The SAFE program currently has 10 Mid-career BSc Agricultural Extension trainees enrolled for 2 years of study; however DAEE has introduced Pre-career BSc Agricultural Extension and Community Development for 4 years of study which has 57 enrolled students mainly composed of youths and women.

The concept of Supervised Enterprise Project (SEP) has been incorporated into the Pre-career BSc Agricultural Extension and Community Development as Student Community Development Project (SCDP) which currently covers 7 out 16 regions of Ghana.

Some of the SCDP topics covered by pre- career students include;

  • Promoting the use of soybean for household food–to-food fortification in Ewurunia Community, Kassena Nankana West District in the Upper East Region
  • Promotion of effective agronomic practices to control black pod diseases among Asemkor group farmers
  • Introduction of Jaguar F 1 and Cobra F1 tomato varieties to farmers in Asuhylae in Dormaa East District of Bono Region of Ghana
  • Promoting use of hermetic bag for improved maize storage among Kpeve Maize farmers in the South Dayi District of Volta Region

The SEP component of mid-career and the SCDP component of the pre-career have helped the University of Cape Coast to provide effective technical backstopping to extension agents of Ministry of Food and Agriculture to maximize human capital utilization and efficiently utilize resources to serve the communities outside the campus. This synergy of communities of interventions outside university campus is improving the livelihoods of farmers, processors, marketers and input dealers in a way that transform agriculture.

Funding to the SAFE program in University of Cape Coast Ghana, stopped over 25 years ago, but the program has been sustained through income generating facilities such as the guest house, students’ hostels, and introduction of pre-career program; which has led to the graduation of more than 600 extension personnel now employed by Ministry of Food and Agriculture, Ghana.  

Field visits to SEP and SCDP locations shows the integration of Regenerative agriculture, Nutrition sensitive agriculture and market oriented agriculture activities to the operations of the university and ministry of Food and Agriculture. In specific terms, the introduction of soybean production to a women farmers’ group where soybean has never been cultivated. The soybean yields from the demonstration plot by the SEP and SCDP trainees were used to demonstrate utilization in different forms and menus. The second SEP and SCDP location on the introduction of improved stove to women Garri processing group to reduce carbon monoxide poisoning among women, cost of production and fuelwood burning; thus climate –smart.
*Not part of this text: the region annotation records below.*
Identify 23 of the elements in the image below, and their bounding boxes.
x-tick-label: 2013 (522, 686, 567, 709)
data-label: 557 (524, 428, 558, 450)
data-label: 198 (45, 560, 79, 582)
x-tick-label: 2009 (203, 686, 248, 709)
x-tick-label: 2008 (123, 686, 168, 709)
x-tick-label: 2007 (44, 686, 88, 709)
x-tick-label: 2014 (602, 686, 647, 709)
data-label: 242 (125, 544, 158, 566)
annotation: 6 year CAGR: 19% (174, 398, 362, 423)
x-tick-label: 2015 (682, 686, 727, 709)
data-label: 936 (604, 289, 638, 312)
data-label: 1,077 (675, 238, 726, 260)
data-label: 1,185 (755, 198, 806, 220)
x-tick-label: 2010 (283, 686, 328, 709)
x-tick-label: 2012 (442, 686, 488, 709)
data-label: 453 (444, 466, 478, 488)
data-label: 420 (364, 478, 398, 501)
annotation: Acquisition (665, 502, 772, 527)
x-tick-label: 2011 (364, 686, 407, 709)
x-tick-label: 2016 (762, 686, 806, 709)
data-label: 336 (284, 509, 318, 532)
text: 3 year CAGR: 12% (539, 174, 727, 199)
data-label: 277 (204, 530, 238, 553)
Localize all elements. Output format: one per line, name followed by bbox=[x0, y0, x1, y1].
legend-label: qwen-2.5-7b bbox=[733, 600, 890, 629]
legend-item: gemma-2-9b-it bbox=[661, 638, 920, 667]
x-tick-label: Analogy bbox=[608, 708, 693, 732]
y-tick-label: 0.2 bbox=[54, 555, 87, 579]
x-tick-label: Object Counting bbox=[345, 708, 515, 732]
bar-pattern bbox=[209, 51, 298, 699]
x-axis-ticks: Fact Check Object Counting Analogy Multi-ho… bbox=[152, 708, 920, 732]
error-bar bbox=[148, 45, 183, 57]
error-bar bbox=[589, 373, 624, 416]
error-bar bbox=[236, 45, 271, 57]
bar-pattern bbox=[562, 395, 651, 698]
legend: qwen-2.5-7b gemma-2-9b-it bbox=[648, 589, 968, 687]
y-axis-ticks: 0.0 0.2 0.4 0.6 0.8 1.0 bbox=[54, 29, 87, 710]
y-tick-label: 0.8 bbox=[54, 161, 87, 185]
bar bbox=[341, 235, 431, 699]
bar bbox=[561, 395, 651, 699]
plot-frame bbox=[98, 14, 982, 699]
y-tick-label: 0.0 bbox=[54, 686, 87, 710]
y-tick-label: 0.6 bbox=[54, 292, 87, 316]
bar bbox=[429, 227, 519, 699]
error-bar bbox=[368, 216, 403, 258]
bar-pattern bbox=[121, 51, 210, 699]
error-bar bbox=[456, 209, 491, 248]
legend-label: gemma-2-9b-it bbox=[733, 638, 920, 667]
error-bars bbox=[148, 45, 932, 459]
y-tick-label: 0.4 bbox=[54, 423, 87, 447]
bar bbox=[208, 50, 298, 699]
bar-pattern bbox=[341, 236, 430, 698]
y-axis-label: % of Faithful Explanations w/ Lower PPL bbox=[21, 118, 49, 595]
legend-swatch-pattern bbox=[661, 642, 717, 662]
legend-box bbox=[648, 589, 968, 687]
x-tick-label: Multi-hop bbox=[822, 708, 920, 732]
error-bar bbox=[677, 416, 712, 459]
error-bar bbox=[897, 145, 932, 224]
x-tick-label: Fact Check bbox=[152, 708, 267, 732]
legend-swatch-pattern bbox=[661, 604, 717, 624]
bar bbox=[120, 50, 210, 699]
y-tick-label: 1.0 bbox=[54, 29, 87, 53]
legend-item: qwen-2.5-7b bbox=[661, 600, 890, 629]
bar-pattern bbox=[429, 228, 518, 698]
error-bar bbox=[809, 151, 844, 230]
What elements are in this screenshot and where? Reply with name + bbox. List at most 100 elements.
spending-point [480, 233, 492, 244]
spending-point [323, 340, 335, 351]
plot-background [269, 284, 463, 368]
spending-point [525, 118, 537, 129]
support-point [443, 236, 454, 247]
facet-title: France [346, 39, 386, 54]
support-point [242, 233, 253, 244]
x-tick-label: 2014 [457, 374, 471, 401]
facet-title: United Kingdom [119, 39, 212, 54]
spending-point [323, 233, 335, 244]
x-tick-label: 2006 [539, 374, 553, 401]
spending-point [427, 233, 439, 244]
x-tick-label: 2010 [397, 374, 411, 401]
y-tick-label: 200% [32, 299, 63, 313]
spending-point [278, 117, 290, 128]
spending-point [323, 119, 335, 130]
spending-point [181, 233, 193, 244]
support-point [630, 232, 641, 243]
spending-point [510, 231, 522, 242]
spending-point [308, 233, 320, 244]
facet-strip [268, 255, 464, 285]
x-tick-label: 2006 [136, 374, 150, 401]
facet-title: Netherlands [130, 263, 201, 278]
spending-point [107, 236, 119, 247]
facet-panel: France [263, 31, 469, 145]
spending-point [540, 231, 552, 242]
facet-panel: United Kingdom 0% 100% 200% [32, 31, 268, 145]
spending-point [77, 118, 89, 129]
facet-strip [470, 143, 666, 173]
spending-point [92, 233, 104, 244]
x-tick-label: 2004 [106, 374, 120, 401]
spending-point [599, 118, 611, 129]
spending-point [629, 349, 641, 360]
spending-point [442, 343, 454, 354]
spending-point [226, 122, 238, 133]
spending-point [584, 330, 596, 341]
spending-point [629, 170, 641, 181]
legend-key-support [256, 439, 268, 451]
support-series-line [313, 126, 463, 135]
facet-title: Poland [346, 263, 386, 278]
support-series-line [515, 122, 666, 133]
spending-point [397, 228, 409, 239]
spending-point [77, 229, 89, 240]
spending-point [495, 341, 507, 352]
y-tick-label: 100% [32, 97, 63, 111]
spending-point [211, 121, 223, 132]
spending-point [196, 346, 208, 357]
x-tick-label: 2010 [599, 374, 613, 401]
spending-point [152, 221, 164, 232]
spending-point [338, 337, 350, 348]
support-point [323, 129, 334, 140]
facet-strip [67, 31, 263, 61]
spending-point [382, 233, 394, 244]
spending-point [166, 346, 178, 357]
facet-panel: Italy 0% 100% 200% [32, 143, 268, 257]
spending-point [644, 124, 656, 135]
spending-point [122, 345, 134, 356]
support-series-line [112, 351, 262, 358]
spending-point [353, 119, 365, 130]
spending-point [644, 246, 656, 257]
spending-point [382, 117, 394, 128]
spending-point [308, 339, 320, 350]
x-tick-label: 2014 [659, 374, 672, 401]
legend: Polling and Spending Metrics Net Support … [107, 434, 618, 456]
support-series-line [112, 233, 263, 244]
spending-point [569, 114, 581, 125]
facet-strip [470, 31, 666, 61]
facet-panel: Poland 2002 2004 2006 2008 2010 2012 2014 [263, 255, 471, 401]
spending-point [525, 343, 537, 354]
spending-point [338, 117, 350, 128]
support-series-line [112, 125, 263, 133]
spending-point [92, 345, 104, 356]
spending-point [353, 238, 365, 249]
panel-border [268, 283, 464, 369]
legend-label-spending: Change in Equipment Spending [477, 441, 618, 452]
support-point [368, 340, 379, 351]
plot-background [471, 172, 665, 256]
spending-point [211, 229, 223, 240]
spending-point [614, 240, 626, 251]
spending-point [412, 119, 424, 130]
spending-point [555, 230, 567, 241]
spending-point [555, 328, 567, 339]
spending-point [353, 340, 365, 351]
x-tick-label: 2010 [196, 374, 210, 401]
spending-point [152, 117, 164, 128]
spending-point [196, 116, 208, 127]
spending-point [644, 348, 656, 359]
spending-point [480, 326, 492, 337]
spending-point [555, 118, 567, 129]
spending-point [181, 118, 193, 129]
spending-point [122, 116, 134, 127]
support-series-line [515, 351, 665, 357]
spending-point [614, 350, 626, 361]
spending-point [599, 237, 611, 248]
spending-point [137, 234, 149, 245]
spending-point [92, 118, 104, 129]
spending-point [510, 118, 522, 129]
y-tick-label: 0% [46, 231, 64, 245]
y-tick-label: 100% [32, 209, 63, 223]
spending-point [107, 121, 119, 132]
DAEE is looking forward to serve as hub for extension information management and dissemination to farming communities in Ghana, provide short courses/ in-service training on technical and extension communication skills, weekend degree programs and distance/sandwich modular degree programs for extension staff.  The lessons of the sustainability and synergy of the university and ministry of food and agriculture is vital to re-invigorate SAA programs in other countries and merge field and universities’ community of intervention into same locations for efficiency of resources, scaling off impact and effectiveness of SAA activities.